Now we do the same but this time with nonlinear activation functions (sigmoid).

In [None]:
# Define input dimensions
input_dim_sigmoid = X.shape[1]
encoding_dim_sigmoid = 3

# Autoencoder model with sigmoid activation
autoencoder_sigmoid = Sequential([
    Dense(encoding_dim_sigmoid, activation='sigmoid', input_shape=(input_dim_sigmoid,)),  # Encoder
    Dense(input_dim_sigmoid, activation='sigmoid')  # Decoder
])


# Increase the learning rate (e.g., 0.01)
higher_lr = 0.005
optimizer_high_lr = Adam(learning_rate=higher_lr)
autoencoder_sigmoid.compile(optimizer=optimizer_high_lr, loss='mse')

# Model summary
print(autoencoder_sigmoid.summary())


history_sigmoid = autoencoder_sigmoid.fit(X, X,
                epochs=500,
                batch_size=16,
                shuffle=True,
                validation_split=0.1,
                verbose=0,)

# Plot training & validation loss
plt.figure(figsize=(8, 5))
plt.plot(history_sigmoid.history['loss'], label='Train Loss')
plt.plot(history_sigmoid.history['val_loss'], label='Validation Loss')
plt.title('Sigmoid Autoencoder Loss Curve')
plt.xlabel('Epochs')
plt.ylabel('Loss')
plt.legend()
plt.grid(True)
plt.show()

# Encoder model to extract encoded representations
encoder_sigmoid = Sequential([
    autoencoder_sigmoid.layers[0]  # Extract only the encoder layer
])
encoded_data_sigmoid = encoder_sigmoid.predict(X)

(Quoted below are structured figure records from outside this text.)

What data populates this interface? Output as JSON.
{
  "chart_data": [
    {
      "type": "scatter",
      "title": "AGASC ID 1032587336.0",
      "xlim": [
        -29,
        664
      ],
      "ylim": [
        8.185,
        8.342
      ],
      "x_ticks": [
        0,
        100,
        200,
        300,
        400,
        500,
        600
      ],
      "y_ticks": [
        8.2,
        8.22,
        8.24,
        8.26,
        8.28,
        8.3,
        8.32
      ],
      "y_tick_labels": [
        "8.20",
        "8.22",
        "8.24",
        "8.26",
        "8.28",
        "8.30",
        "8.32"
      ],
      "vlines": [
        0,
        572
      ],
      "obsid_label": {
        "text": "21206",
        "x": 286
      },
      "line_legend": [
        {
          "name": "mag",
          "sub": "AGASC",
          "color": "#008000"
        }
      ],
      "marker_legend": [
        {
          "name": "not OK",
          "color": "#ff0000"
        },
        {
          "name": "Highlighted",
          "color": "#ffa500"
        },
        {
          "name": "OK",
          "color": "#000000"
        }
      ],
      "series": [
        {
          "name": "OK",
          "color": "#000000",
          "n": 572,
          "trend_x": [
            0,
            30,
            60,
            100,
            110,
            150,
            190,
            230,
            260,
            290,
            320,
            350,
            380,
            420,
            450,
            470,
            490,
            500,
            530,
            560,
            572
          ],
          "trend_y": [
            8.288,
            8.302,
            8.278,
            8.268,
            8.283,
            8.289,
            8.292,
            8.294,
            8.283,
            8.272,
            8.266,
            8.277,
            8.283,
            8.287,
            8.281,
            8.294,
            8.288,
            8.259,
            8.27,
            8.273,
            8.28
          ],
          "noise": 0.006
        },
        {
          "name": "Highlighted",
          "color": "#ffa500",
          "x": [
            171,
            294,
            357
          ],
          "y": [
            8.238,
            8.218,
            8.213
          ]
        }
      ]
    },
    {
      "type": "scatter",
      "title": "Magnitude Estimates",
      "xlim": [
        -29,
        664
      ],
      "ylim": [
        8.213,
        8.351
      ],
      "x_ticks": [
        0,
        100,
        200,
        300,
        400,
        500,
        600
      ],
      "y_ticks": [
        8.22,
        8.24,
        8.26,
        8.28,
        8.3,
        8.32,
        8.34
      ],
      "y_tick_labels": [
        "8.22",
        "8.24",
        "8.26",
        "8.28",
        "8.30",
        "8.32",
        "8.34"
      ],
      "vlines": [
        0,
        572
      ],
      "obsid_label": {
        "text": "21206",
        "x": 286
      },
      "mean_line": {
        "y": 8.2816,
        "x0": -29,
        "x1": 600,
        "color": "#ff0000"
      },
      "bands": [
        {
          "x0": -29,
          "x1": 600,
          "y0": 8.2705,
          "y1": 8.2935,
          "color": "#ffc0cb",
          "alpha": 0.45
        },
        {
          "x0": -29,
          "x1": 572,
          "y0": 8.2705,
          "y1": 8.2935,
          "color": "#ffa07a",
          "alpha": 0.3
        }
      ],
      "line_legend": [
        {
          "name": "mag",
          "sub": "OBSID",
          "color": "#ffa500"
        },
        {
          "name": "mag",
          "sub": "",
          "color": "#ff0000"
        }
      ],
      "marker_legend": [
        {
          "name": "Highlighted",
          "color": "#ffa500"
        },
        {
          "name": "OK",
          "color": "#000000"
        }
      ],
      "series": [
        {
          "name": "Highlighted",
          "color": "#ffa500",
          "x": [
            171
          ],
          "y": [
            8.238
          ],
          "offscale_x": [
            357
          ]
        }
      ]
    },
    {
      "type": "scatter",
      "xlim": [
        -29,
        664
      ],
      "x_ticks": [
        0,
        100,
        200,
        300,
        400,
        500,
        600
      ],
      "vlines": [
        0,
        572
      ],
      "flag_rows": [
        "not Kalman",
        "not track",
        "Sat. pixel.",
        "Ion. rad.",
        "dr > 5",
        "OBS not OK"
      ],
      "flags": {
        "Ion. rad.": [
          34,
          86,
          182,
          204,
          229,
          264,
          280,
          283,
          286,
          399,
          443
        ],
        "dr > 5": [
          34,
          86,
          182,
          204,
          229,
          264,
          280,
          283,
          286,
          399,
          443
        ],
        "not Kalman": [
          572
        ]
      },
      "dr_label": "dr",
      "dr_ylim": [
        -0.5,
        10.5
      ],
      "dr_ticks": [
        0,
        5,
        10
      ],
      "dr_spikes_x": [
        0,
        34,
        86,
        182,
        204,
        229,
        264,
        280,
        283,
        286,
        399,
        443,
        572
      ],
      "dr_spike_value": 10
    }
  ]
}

# Scatter plot of encoded data
plt.figure(figsize=(7, 5))
plt.scatter(encoded_data_sigmoid[:, 0], encoded_data_sigmoid[:, 1], c=kmeans.labels_, cmap='viridis', alpha=0.7)
plt.xlabel("AE1 (Sigmoid)")
plt.ylabel("AE2 (Sigmoid)")
plt.title("Encoded Feature Space with Clusters (Sigmoid)")
plt.tight_layout()
plt.show()